Au contraire, dans les Prairies, le taux de rétention sur un an a chuté depuis 2016, tandis que la performance varie d’une province à l’autre du côté des Maritimes.

La bonne performance du Québec s’explique par son économie solide, son faible taux de chômage et certaines politiques d’immigration, analyse la spécialiste des politiques publiques d’immigration de l’Université de Montréal, Catherine Xhardez.

« Le processus pour venir au Québec en tant que résident permanent est très sélectif, explique-t-elle. Il y a des seuils stables, des exigences linguistiques, les délais de traitement sont beaucoup plus longs qu’ailleurs au Canada. Donc, ceux qui choisissent le Québec, c’est qu’ils veulent venir au Québec et rester au Québec. »

Champion de la rétention des travailleurs qualifiés

Toutes catégories confondues, ce sont généralement les immigrants qui sont parrainés par leur famille qui demeurent dans la même province le plus longtemps, rapporte Statistique Canada.
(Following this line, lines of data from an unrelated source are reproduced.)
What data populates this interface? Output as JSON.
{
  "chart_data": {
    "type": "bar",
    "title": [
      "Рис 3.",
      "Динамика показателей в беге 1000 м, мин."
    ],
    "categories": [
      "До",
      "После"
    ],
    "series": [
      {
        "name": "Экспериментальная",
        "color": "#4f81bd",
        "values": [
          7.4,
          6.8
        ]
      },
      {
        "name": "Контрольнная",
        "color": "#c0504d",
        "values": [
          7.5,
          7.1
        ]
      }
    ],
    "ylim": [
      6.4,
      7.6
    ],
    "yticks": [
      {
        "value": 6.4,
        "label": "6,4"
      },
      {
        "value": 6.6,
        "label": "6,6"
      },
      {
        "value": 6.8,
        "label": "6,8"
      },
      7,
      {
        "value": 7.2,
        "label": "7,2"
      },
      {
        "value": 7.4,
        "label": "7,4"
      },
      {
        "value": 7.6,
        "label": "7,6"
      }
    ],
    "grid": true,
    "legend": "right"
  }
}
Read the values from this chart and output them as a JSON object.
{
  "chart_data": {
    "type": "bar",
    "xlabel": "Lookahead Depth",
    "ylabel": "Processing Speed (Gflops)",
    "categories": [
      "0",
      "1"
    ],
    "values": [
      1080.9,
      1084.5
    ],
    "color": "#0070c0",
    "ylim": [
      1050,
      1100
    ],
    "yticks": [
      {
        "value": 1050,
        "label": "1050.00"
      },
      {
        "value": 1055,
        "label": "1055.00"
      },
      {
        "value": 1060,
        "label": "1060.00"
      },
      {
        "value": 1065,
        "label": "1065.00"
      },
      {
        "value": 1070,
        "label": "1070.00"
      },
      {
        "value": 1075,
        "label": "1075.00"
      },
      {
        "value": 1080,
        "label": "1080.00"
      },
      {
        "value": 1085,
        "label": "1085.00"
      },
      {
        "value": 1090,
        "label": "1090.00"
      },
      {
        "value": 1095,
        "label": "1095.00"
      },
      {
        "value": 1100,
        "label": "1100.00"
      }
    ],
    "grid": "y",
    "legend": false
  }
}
Les aides-soignantes et aides familiales sont aussi en tête de liste.

Le Québec est cependant champion au pays pour retenir les travailleurs qualifiés ou exerçant des métiers spécialisés, du moins pour un an.

Entre 2016 et 2020, le taux de rétention chez cette catégorie d’immigrants au Québec est passé de 86,3 % à 91,4 %, un sommet toutes provinces confondues.

En Ontario, pendant la même période, le taux a au contraire baissé, passant de 87,3 % à 81,9 %. En Colombie-Britannique, ce taux a aussi diminué, de 72,3 % à 67,4 %.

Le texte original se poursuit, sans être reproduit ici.